The Animal I Am
Written September 25th, 2009.
I grew up in the woods and hills of the Appalachian mountains in West Virginia, so I'm no stranger to wildlife and nature. Unlike some, I've never needed to suppress my own animal nature to conform to what society expects and demands. I'd spent my childhood as a horse, a raptor (the dinosaur, not the bird), a black leopard, and a wolf at various overlapping times. I brought my animal mannerisms into social and academic settings with almost no repercussions; I was still smart and easy to get along with, so my quirks were never ostracized and condemned. I never had to learn how to not be what I was, though my maturation brought with it new nuances and subtleties.
In 2001, I stumbled across the online therianthropy community when I was reading up on shapeshifters and werewolves, some of my favorite fictional and mythological subjects. I was delighted to find that being an animal was something considered 'real' by people other than myself. I never got involved in the wider community with its forums and greymuzzles, but I found a few well-written sites and devoured their contents hungrily. I met animalfolk on a one-on-one basis, finding and interacting with them personally, rather than in any kind of group setting. My sister and I walked the path of discovery nearly in step, beginning a long process of soul-searching and zoological research to identify ourselves as something more specific than 'feline' and 'canine'.
Like many, I considered wolf as a possibility, as well as cougar and jaguar or leopard. Over the course of the following year, I worked to put a name to my own nature, and eventually settled on lioness. I spent the next few years trying to reconcile how well the physical form of the African lioness suited me with how poorly its environment and social nature fit with my own tendencies, then stumbled across information on Barbary lions. A large, solitary subspecies of lion that lived in the mountains where the seasons changed? I was floored.
Mountains are home: I am a rock-climbing cat. I love the trees and the slopes, the rocks and the streams. Put me in the woods with a rock to climb and a view from the mountains, and I am so unspeakably, fully alive and home. Every part of my body and my heart sings with recognition, with joy, with life. I love the heat of summer and the snow of winter. It felt wrong to think of only having a dry season and a rainy season.
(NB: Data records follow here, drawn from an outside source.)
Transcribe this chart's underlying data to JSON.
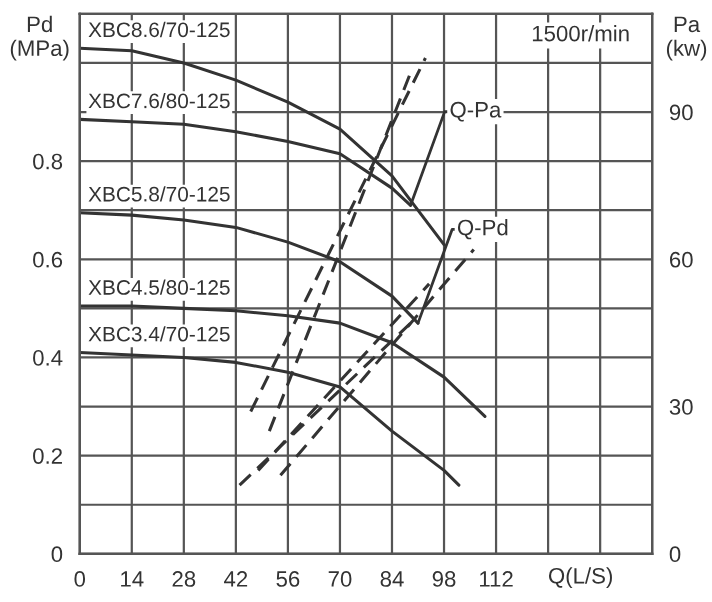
{
  "chart_data": {
    "type": "line",
    "xlabel": "Q(L/S)",
    "ylabel": "Pd\n(MPa)",
    "y2label": "Pa\n(kw)",
    "annotations": [
      "1500r/min",
      {
        "text": "Q-Pa",
        "x": 89,
        "y": 0.71
      },
      {
        "text": "Q-Pd",
        "x": 91,
        "y": 0.47
      }
    ],
    "xlim": [
      0,
      154
    ],
    "xticks": [
      0,
      14,
      28,
      42,
      56,
      70,
      84,
      98,
      112,
      {
        "value": 126,
        "label": null
      },
      {
        "value": 140,
        "label": null
      }
    ],
    "ylim": [
      0,
      1.1
    ],
    "yticks": [
      0,
      {
        "value": 0.1,
        "label": null
      },
      0.2,
      {
        "value": 0.3,
        "label": null
      },
      0.4,
      {
        "value": 0.5,
        "label": null
      },
      0.6,
      {
        "value": 0.7,
        "label": null
      },
      0.8,
      {
        "value": 0.9,
        "label": null
      },
      {
        "value": 1.0,
        "label": null
      }
    ],
    "y2lim": [
      0,
      110
    ],
    "y2ticks": [
      0,
      30,
      60,
      90
    ],
    "grid": true,
    "marker": "none",
    "series": [
      {
        "name": "XBC8.6/70-125",
        "color": "#333333",
        "line_style": "solid",
        "x": [
          0,
          14,
          28,
          42,
          56,
          70,
          84,
          98
        ],
        "values": [
          1.03,
          1.025,
          1.0,
          0.965,
          0.92,
          0.865,
          0.77,
          0.63
        ]
      },
      {
        "name": "XBC7.6/80-125",
        "color": "#333333",
        "line_style": "solid",
        "x": [
          0,
          14,
          28,
          42,
          56,
          70,
          84,
          89
        ],
        "values": [
          0.885,
          0.88,
          0.875,
          0.86,
          0.84,
          0.815,
          0.745,
          0.71
        ]
      },
      {
        "name": "XBC5.8/70-125",
        "color": "#333333",
        "line_style": "solid",
        "x": [
          0,
          14,
          28,
          42,
          56,
          70,
          84,
          91
        ],
        "values": [
          0.695,
          0.69,
          0.68,
          0.665,
          0.635,
          0.595,
          0.525,
          0.47
        ]
      },
      {
        "name": "XBC4.5/80-125",
        "color": "#333333",
        "line_style": "solid",
        "x": [
          0,
          14,
          28,
          42,
          56,
          70,
          84,
          98,
          109
        ],
        "values": [
          0.505,
          0.505,
          0.5,
          0.495,
          0.485,
          0.47,
          0.43,
          0.36,
          0.28
        ]
      },
      {
        "name": "XBC3.4/70-125",
        "color": "#333333",
        "line_style": "solid",
        "x": [
          0,
          14,
          28,
          42,
          56,
          70,
          84,
          98,
          102
        ],
        "values": [
          0.41,
          0.405,
          0.4,
          0.39,
          0.37,
          0.34,
          0.25,
          0.17,
          0.14
        ]
      },
      {
        "color": "#333333",
        "line_style": "dashed",
        "axis": "y2",
        "x": [
          46,
          93
        ],
        "values": [
          29,
          101
        ]
      },
      {
        "color": "#333333",
        "line_style": "dashed",
        "axis": "y2",
        "x": [
          51,
          89
        ],
        "values": [
          25,
          98
        ]
      },
      {
        "color": "#333333",
        "line_style": "dashed",
        "axis": "y2",
        "x": [
          48,
          94
        ],
        "values": [
          17,
          55
        ]
      },
      {
        "color": "#333333",
        "line_style": "dashed",
        "axis": "y2",
        "x": [
          54,
          106
        ],
        "values": [
          16,
          62
        ]
      },
      {
        "color": "#333333",
        "line_style": "dashed",
        "axis": "y2",
        "x": [
          43,
          89
        ],
        "values": [
          14,
          47
        ]
      }
    ]
  }
}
I am not, and have never really been, a social person. I'm a strong introvert, and I am very happy when I'm alone. My human rearing and my human nature drives me to seek a connection with others, establish and maintain a bond, but my felinity plays very little part in that. I value and respect and adore my loved ones, and I will do what I can to help them be healthy and happy and safe, but I am self-centric and independent. I take care of myself first, I walk my own path, and I follow my own urges. I am enough of a pacifist to avoid harming others where I can, but enough of a predator to ensure that I'm not crippled for fear of disrupting others when I'm simply going my own way. I retain control over my own life and my future and my space, even when willingly sharing that life with the people closest to me, like my sister and my mate. I do as I will with little regard for how others may take it, so long as they aren't outright harmed. This is not pack or pride behavior - this is the self-interest and self-contained attitude of a solitary predator.
Everything about Barbaries, even down to the tiny details, fit. They have longer, lower bodies than African lions - and I had previously studied cougar because that kind of low-slung body, moving among the rocks and slopes, felt right. They have greyer, shaggier fur than African lions - and, for as long as I can remember, I'd been drawn to the concept of a grey lion. The weight, the build, the pelt, and even the coloration were a snug match to how I perceived myself, and the social and environmental tendencies were dead-on. It may have taken me years to discover the right subspecies, but discover it I did, and the final piece of my feline identity fell into place.
Barbary. Animalfolk. This is who, and what, I am.